New ‘GambleForce’ Threat Actor Behind String of SQL Injection Attacks

  • Home
  • New ‘GambleForce’ Threat Actor Behind String of SQL Injection Attacks

New ‘GambleForce’ Threat Actor Behind String of SQL Injection Attacks

Security researchers have recently identified a new threat actor, known as “GambleForce,” engaging in a series of SQL injection attacks against organizations in the Asia-Pacific region. The group, first detected by threat hunters at Group-IB in September, initially targeted gambling companies but has expanded its focus to include government entities, retail businesses, travel companies, and job websites.

The GambleForce Campaign

Group-IB’s report reveals that GambleForce has conducted attacks on at least two dozen organizations across Australia, Indonesia, the Philippines, India, and South Korea. The threat actor demonstrated a flexible approach, ceasing attacks after reconnaissance in some instances and successfully extracting user databases containing login credentials and hashed passwords in others.

SQL injection attacks exploit vulnerabilities in web application databases, allowing threat actors to execute unauthorized actions, such as retrieving, modifying, or deleting data. Despite being a well-known vulnerability, SQL injection remains prevalent, constituting 33% of all discovered web application flaws in 2022.

“GambleForce’s campaign stands out due to the group’s reliance on publicly available penetration testing tools for executing SQL injection attacks,” noted Nikita Rostovcev, Group-IB senior threat analyst.

Publicly Available Pen-Testing Tools

Group-IB’s analysis of the threat actor’s command-and-control (C2) server uncovered the use of publicly available penetration testing tools, demonstrating GambleForce’s avoidance of custom tools. Among the tools identified were dirsearch for discovering hidden files and directories, redis-rogue-getshell for remote code execution on Redis installations, and sqlmap for finding and exploiting SQL vulnerabilities. Additionally, the threat actor utilized Cobalt Strike, a popular open-source pen-testing tool, for post-compromise operations.

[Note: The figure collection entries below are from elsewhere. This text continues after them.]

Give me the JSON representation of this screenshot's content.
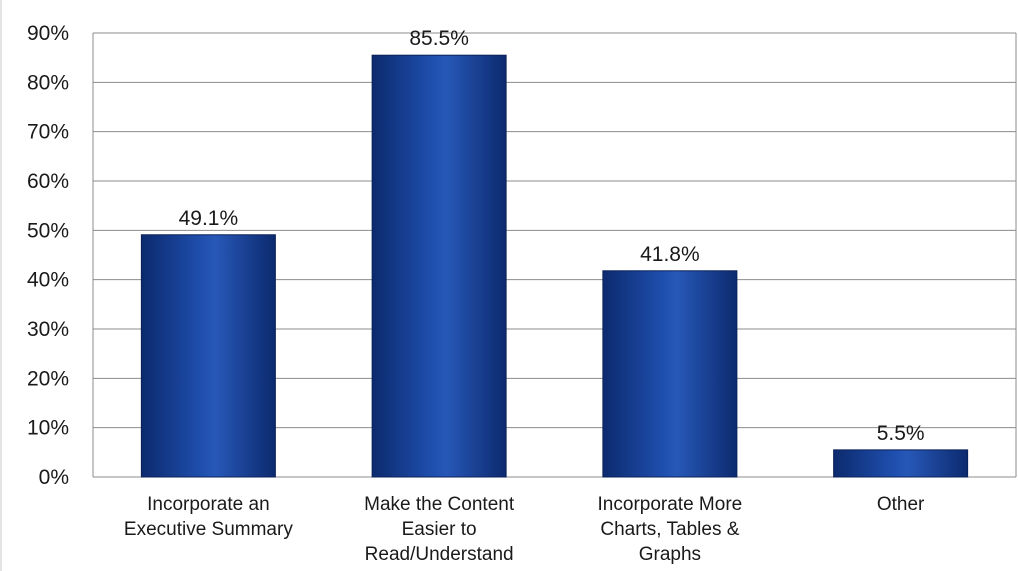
{
  "chart_data": {
    "type": "bar",
    "categories": [
      [
        "Incorporate an",
        "Executive Summary"
      ],
      [
        "Make the Content",
        "Easier to",
        "Read/Understand"
      ],
      [
        "Incorporate More",
        "Charts, Tables &",
        "Graphs"
      ],
      [
        "Other"
      ]
    ],
    "values": [
      49.1,
      85.5,
      41.8,
      5.5
    ],
    "value_labels": [
      "49.1%",
      "85.5%",
      "41.8%",
      "5.5%"
    ],
    "y_ticks": [
      "0%",
      "10%",
      "20%",
      "30%",
      "40%",
      "50%",
      "60%",
      "70%",
      "80%",
      "90%"
    ],
    "ylim": [
      0,
      90
    ],
    "grid": true,
    "title": "",
    "xlabel": "",
    "ylabel": "",
    "colors": {
      "bar_dark": "#0c2a6e",
      "bar_mid": "#1a4aa6",
      "bar_light": "#2f63c4",
      "grid": "#8c8c8c",
      "border": "#8c8c8c",
      "text": "#1a1a1a"
    }
  }
}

While the Cobalt Strike version employed by GambleForce featured Chinese-language commands, it is crucial to note that this alone does not definitively attribute the threat group to a specific country. Another potential indicator of the group’s origin is the use of a Chinese-language framework for creating and managing reverse shells on compromised systems.

Future Threat Landscape

Group-IB took down GambleForce’s C2 server upon discovery, but the researchers anticipate the threat actor regrouping and rebuilding its infrastructure to launch new attacks. The group’s motivation and specific use of exfiltrated data remain unclear, as telemetry suggests they are not targeting specific information during their attacks.

In conclusion, GambleForce’s utilization of publicly available tools underscores the importance of organizations prioritizing input security, data validation, and regularly updating software to mitigate SQL injection vulnerabilities. As this threat group may resurface with renewed tactics, organizations must remain vigilant and employ robust security measures to safeguard against SQL injection and similar cyber threats.